Is the responsibility all on consumers?

Gilling said consumers often ended up as “untrained sorters of materials” and the emphasis could be a burden.

Planet Ark, with the help of Uber Eats, hopes to educate consumers about how to best dispose of their rubbish.

However, Gilling believed wider change was also needed.

“It’s so much simpler, if what’s going into the system at the top end, is ready to be responsibly dealt with at the other end – and that is the responsibility of governments,” she said.

Uber Eats CEO Bec Nyst praised the federal government for its proposal to regulate Australian packaging standards, saying it would provide “certainty and consistency for businesses”.

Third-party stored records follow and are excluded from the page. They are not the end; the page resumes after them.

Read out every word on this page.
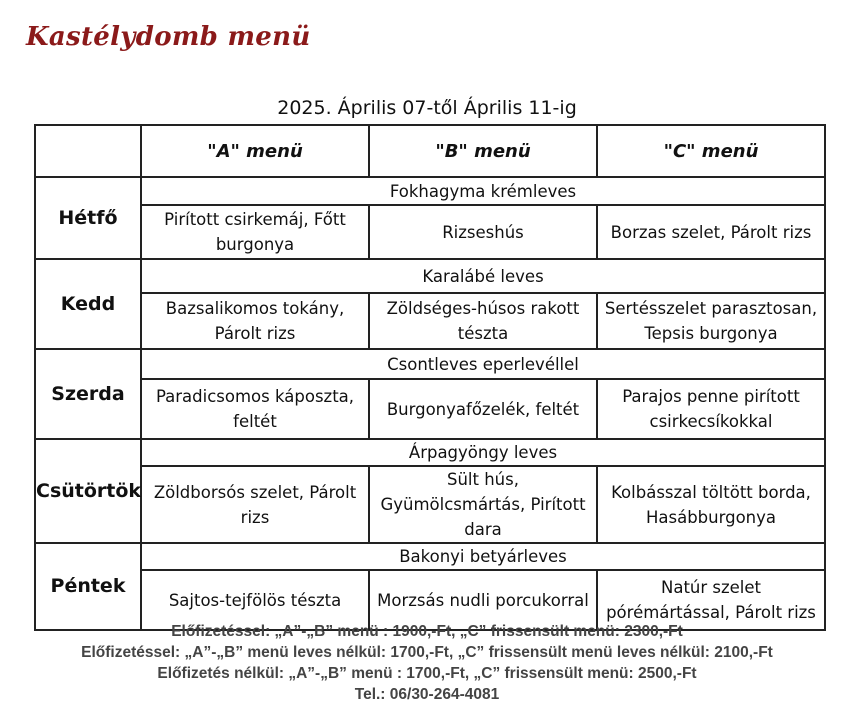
Kastélydomb menü
2025. Április 07-től Április 11-ig
	"A" menü	"B" menü	"C" menü
Hétfő	Fokhagyma krémleves		
	Pirított csirkemáj, Főtt burgonya	Rizseshús	Borzas szelet, Párolt rizs
Kedd	Karalábé leves		
	Bazsalikomos tokány, Párolt rizs	Zöldséges-húsos rakott tészta	Sertésszelet parasztosan, Tepsis burgonya
Szerda	Csontleves eperlevéllel		
	Paradicsomos káposzta, feltét	Burgonyafőzelék, feltét	Parajos penne pirított csirkecsíkokkal
Csütörtök	Árpagyöngy leves		
	Zöldborsós szelet, Párolt rizs	Sült hús, Gyümölcsmártás, Pirított dara	Kolbásszal töltött borda, Hasábburgonya
Péntek	Bakonyi betyárleves		
	Sajtos-tejfölös tészta	Morzsás nudli porcukorral	Natúr szelet pórémártással, Párolt rizs
Előfizetéssel: „A”-„B” menü : 1900,-Ft, „C” frissensült menü: 2300,-Ft
Előfizetéssel: „A”-„B” menü leves nélkül: 1700,-Ft, „C” frissensült menü leves nélkül: 2100,-Ft
Előfizetés nélkül: „A”-„B” menü : 1700,-Ft, „C” frissensült menü: 2500,-Ft
Tel.: 06/30-264-4081
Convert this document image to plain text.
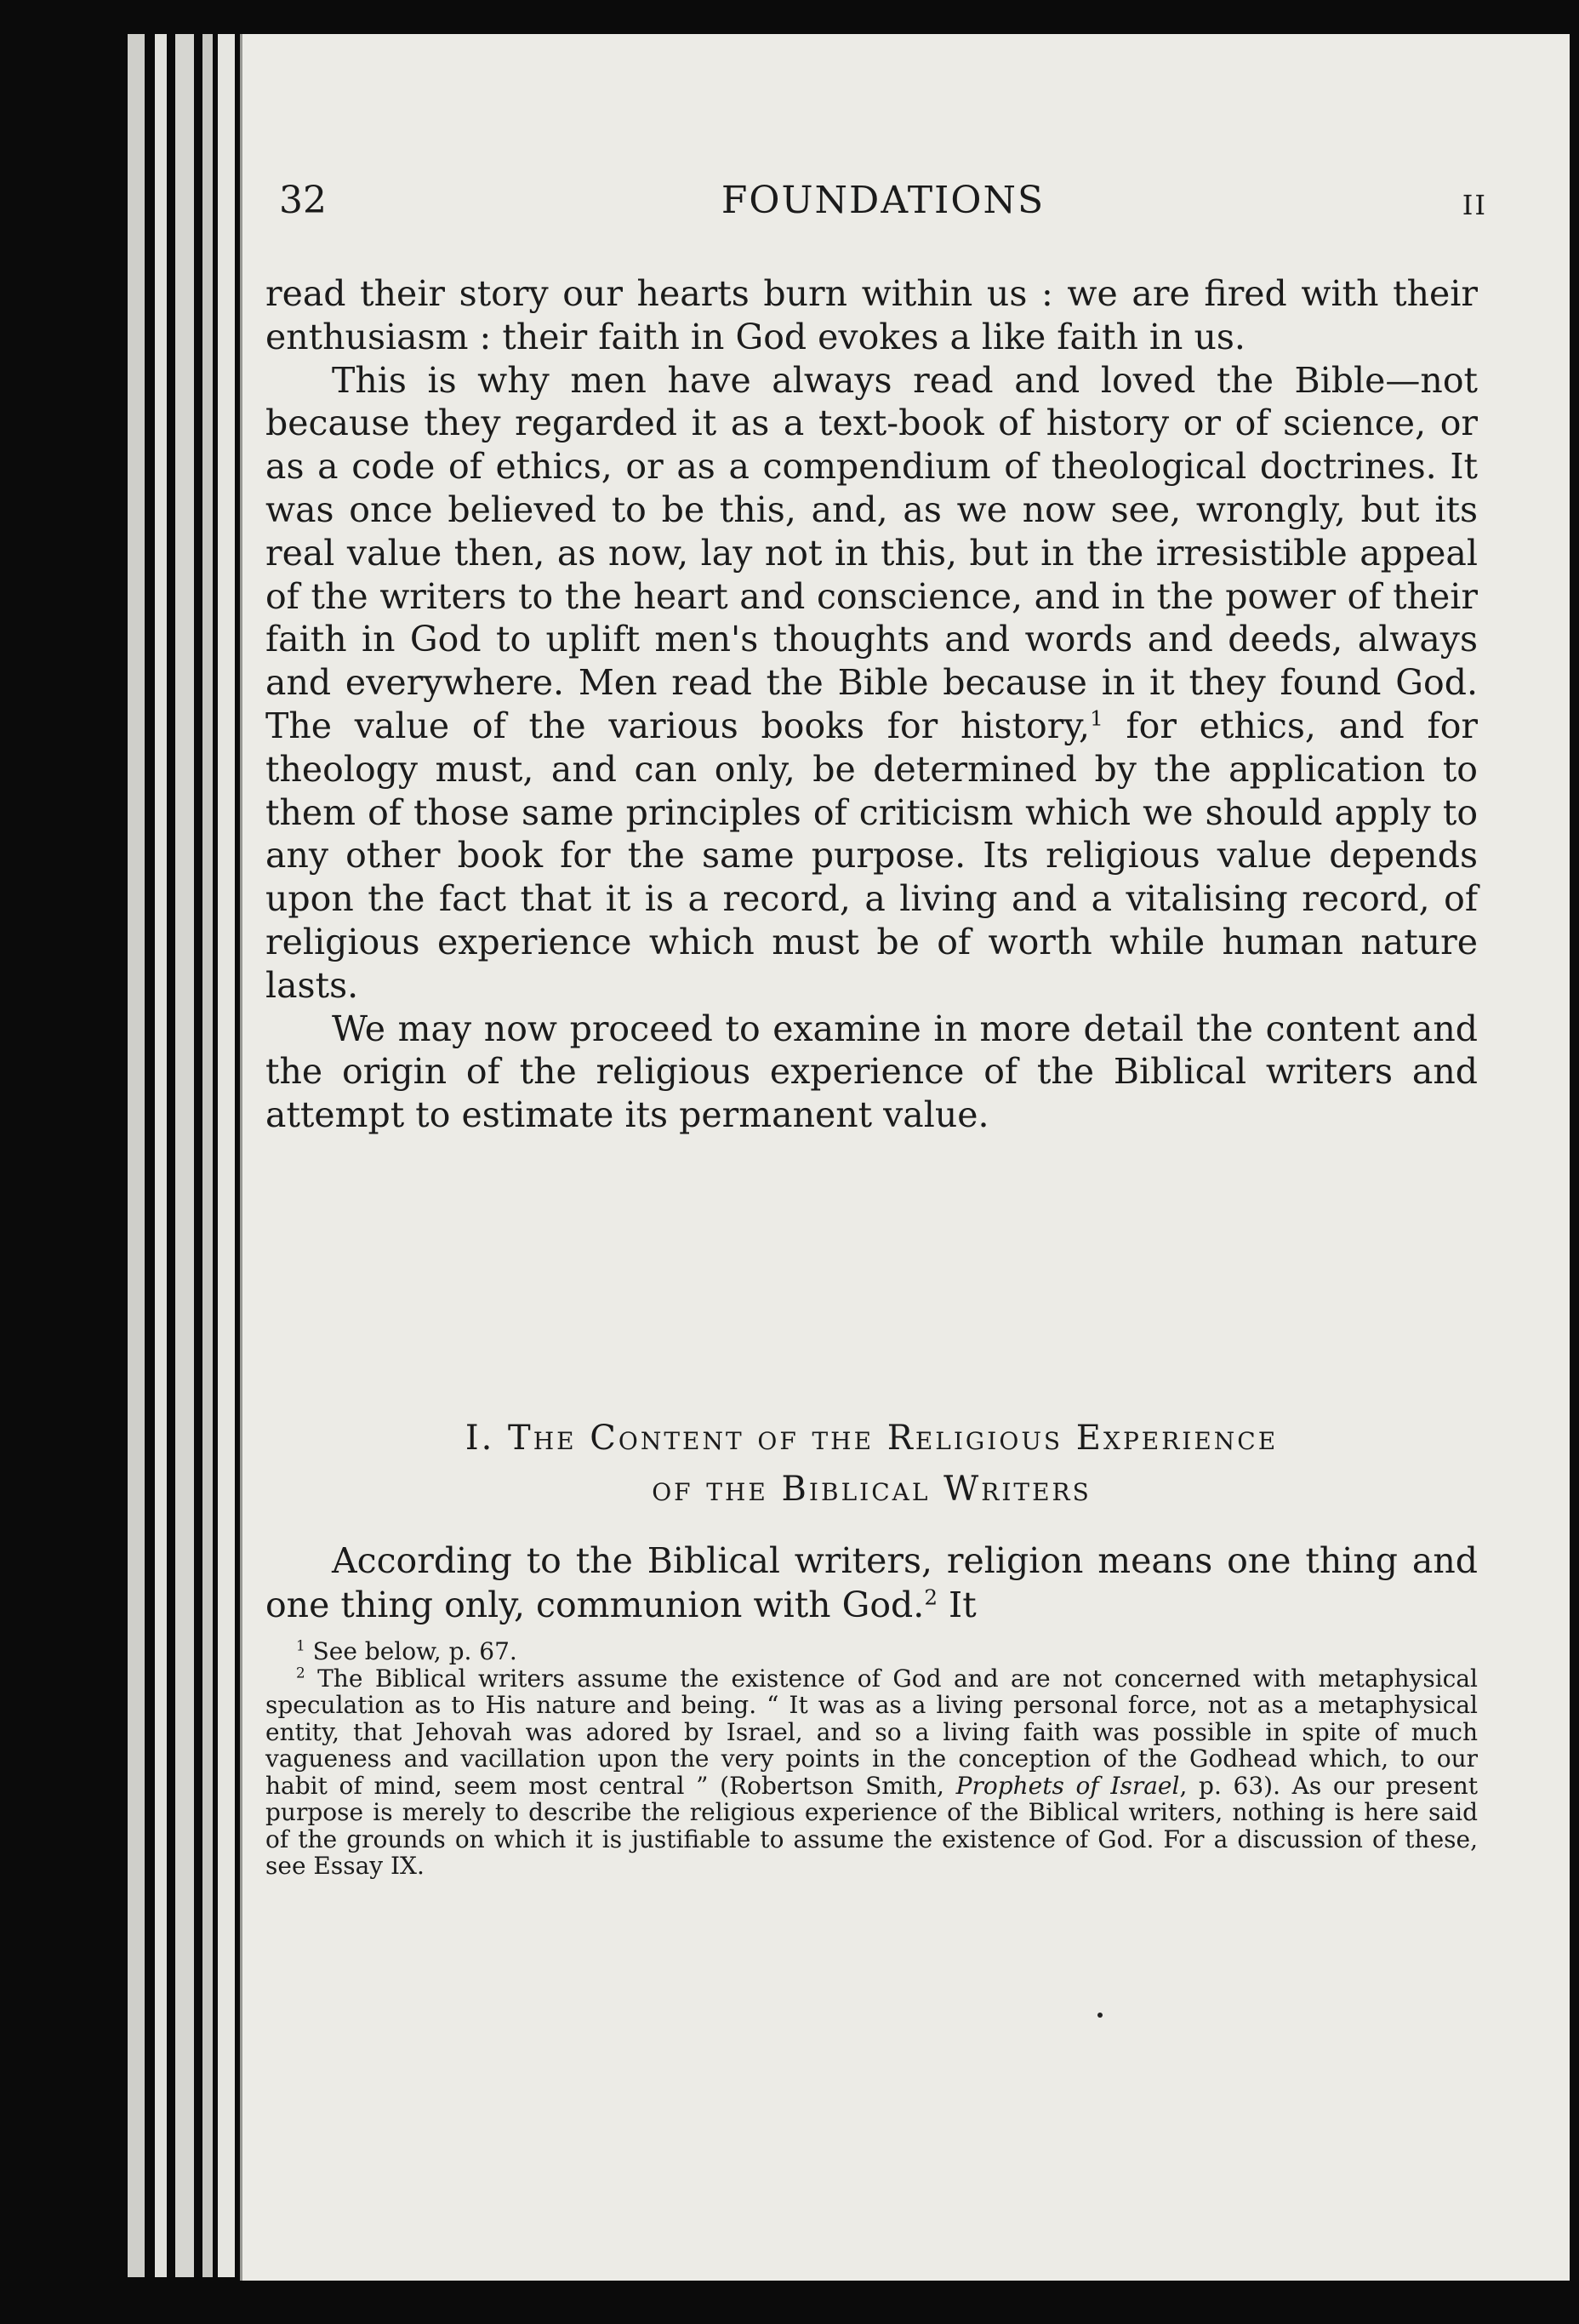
32	FOUNDATIONS	II

read their story our hearts burn within us : we are fired with their enthusiasm : their faith in God evokes a like faith in us.

This is why men have always read and loved the Bible—not because they regarded it as a text-book of history or of science, or as a code of ethics, or as a compendium of theological doctrines. It was once believed to be this, and, as we now see, wrongly, but its real value then, as now, lay not in this, but in the irresistible appeal of the writers to the heart and conscience, and in the power of their faith in God to uplift men's thoughts and words and deeds, always and everywhere. Men read the Bible because in it they found God. The value of the various books for history,$^1$ for ethics, and for theology must, and can only, be determined by the application to them of those same principles of criticism which we should apply to any other book for the same purpose. Its religious value depends upon the fact that it is a record, a living and a vitalising record, of religious experience which must be of worth while human nature lasts.

We may now proceed to examine in more detail the content and the origin of the religious experience of the Biblical writers and attempt to estimate its permanent value.

I. The Content of the Religious Experience
of the Biblical Writers

According to the Biblical writers, religion means one thing and one thing only, communion with God.$^2$ It

$^1$ See below, p. 67.

$^2$ The Biblical writers assume the existence of God and are not concerned with metaphysical speculation as to His nature and being. “ It was as a living personal force, not as a metaphysical entity, that Jehovah was adored by Israel, and so a living faith was possible in spite of much vagueness and vacillation upon the very points in the conception of the Godhead which, to our habit of mind, seem most central ” (Robertson Smith, Prophets of Israel, p. 63). As our present purpose is merely to describe the religious experience of the Biblical writers, nothing is here said of the grounds on which it is justifiable to assume the existence of God. For a discussion of these, see Essay IX.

“This is a positive signal for restaurants looking to shift to better packaging options,” she said.

Food waste still an issue

Back at Monash, Boulet’s area of expertise is household food waste.

“When it comes to household food waste, easy takeaway can actually make the problem worse,” he said.

“Because what it tends to sometimes do is actually provide a really great alternative for when we’re feeling really tired and stressed.”

Sounds great, right? Actually, the stress-driven temptation to order a pizza can mean food we already have in the fridge or pantry ends up going to waste.

Food waste has its own substantial impact. Boulet said Australians waste 300-500 kilograms of food, per person, every year.

Globally, rotting food contributes to up to 10 per cent of the world’s overall greenhouse gas emissions.